Give me six hours to chop down a tree and I will spend the first four sharpening the axe.
Lincoln’s wisdom is easily applied to data analysis. Very little of working with data is actually running the model. Most of it is defining the problem, gathering data, and preparing a presentation. Do not swing at your data with a dull axe! Here is how to analyze data like Lincoln:
1. Frame the problem.
Most business problems are unstructured. Our challenge is to find a sales-boosting promotion or a staffing pattern that enhances customer satisfaction.
The first step is to define the problem. Offer a hypothesis. Define your dependent and independent variables. Understand how the variables relate clearly.
2. Define — and defend — your assumptions
This one is difficult when you are modelling data on behalf of stakeholders who don’t know much about analytics. They want every exception and exclusion included in the model. Any assumptions you provide are presented as unrealistic.
Remember, though, that this is only a model. No model will ever be as complex or complete as real life. You just want something that will help you make sense of your data.
Assumptions allow you to control for factors so that you can test relationships between other variables. It’s the best solution we’ve got in business to a “control.”
You must make assumptions in your model because you are never going to capture everything in your data. Don’t try to make your data jive with the model 100%. In fact, if you do, then you’re going to overfit your data.
A model is like a pair of glasses. Don’t look at the glasses to test value. Look through them.
3. Collect and validate necessary data
Now you can gather data. Having all the data you need before starting your analysis will save time and frustration for later on.
In many cases, this will be the most time-consuming part of your project. You need to create a data set from several sources.
This can get ugly. That’s why it’s called “data wrangling.” But carefully gathering data lets you check for discrepancies or irregularities. Are you missing something? Is some data formatted incorrectly? What about outliers? Is there a normal distribution? Answer these questions now before you get too deep into your analysis.
4. Conduct your analysis.
This is the “tree chopping” segment of our exercise. If you did everything else right you will spend the least amount of time on this problem.
5. Communicate results.
I like to think of this part as “reserve data wrangling.” You take results and translate them into a newer format still: actionable insights.
If you have developed a well-framed model with the proper assumptions and the necessary data, you should have a reasonable solution. It shouldn’t be unbelievable, but it should provide some new information.
Unless you are communicating to other analysts, don’t present in math-speak. Alfred Marshall, the 19th Century economist, has the right idea here.

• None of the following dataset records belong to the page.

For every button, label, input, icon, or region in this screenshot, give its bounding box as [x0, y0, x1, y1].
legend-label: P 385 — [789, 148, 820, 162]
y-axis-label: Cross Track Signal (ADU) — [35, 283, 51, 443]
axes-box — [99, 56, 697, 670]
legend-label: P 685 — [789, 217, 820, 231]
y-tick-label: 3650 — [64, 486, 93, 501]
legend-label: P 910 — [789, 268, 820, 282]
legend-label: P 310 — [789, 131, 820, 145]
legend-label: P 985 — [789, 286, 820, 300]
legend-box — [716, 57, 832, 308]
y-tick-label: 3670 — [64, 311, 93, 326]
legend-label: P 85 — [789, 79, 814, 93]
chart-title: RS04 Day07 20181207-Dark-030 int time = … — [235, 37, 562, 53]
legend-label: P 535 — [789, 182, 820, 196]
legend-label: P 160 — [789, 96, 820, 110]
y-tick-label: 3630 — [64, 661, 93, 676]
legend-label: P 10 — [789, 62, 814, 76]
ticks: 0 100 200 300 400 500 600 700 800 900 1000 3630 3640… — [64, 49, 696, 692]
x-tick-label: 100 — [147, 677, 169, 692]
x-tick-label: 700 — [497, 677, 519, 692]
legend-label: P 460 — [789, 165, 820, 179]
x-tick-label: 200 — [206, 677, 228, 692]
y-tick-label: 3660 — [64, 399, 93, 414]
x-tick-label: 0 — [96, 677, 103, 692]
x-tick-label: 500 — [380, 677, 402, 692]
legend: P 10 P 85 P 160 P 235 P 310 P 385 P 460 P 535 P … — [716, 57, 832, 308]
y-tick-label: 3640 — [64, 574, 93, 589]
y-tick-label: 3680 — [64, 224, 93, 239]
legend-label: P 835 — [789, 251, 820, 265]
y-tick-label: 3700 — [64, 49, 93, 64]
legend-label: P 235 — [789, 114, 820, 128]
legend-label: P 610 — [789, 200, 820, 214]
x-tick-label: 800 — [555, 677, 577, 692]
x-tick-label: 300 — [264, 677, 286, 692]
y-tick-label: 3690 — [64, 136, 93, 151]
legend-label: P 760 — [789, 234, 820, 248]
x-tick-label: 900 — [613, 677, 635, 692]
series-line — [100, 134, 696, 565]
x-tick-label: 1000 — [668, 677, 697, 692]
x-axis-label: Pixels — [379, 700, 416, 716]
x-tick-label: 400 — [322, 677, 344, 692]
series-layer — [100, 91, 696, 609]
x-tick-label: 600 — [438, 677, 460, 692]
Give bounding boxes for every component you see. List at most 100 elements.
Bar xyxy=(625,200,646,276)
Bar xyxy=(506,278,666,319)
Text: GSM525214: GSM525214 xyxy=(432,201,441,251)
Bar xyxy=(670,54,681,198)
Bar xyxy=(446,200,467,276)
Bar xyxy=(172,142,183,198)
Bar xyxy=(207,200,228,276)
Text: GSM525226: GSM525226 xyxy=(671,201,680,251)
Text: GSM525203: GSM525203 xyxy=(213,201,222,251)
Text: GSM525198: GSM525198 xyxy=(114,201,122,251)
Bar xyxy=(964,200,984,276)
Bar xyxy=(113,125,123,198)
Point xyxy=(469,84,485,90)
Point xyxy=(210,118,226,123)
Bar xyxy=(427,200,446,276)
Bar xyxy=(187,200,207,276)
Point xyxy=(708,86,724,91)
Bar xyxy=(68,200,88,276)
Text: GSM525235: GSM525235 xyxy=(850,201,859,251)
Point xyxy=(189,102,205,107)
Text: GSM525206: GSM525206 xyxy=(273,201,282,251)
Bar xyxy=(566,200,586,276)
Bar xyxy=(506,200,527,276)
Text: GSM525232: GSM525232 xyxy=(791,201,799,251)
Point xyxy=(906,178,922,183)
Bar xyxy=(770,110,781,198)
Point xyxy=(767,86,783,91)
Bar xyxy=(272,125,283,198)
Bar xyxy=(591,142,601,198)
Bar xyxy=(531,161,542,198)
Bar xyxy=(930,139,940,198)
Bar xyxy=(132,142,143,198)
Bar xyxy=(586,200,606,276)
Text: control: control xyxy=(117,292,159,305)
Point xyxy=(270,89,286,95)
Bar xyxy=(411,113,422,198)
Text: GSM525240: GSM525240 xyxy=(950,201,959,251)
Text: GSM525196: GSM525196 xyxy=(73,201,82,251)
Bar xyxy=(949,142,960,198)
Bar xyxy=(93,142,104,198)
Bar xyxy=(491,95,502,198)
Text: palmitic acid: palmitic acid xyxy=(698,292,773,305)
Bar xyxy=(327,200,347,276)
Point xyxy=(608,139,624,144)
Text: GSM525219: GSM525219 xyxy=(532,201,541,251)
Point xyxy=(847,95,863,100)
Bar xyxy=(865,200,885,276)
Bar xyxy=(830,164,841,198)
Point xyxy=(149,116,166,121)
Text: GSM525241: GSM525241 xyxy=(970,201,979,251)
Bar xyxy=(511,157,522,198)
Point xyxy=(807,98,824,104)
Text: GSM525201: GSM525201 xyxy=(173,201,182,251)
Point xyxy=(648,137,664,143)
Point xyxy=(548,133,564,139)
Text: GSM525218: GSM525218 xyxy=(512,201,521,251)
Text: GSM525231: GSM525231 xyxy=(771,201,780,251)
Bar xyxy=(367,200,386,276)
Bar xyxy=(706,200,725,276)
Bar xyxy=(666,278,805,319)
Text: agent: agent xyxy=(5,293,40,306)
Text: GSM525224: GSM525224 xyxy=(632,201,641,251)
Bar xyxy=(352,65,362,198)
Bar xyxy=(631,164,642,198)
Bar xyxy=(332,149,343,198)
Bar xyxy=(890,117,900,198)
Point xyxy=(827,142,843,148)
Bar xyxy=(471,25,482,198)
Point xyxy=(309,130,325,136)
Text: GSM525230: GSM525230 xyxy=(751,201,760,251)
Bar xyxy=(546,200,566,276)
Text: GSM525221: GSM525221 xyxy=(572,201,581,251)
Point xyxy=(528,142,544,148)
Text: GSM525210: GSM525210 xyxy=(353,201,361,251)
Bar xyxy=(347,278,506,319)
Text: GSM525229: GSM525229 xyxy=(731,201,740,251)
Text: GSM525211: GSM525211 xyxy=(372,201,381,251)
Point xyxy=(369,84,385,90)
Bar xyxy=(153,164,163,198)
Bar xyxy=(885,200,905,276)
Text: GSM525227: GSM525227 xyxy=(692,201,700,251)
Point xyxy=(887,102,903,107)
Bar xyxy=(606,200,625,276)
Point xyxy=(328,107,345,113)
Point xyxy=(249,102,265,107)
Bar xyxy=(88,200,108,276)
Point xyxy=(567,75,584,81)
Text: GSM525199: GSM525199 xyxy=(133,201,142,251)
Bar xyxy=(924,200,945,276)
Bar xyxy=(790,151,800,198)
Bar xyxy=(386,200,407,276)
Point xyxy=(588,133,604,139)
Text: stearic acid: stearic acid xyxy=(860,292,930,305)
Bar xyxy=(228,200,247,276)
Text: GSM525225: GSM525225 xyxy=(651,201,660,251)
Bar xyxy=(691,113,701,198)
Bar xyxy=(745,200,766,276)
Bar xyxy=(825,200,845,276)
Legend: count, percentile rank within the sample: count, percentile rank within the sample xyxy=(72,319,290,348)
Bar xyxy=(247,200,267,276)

(1) Use mathematics as a shorthand language, rather than an engine of inquiry. (2) Keep to them till you have done. (3) Translate into English. (4) Then illustrate by examples that are important in real life. (5) Burn the mathematics. (6) If you can’t succeed in (4), burn (3). This last I did often.
When given a problem, data analysts are tempted to start swinging the axe immediately. Instead, take a lesson from Abraham Lincoln. Spend your time sharpening that axe, and your data problem tree will fall much easier.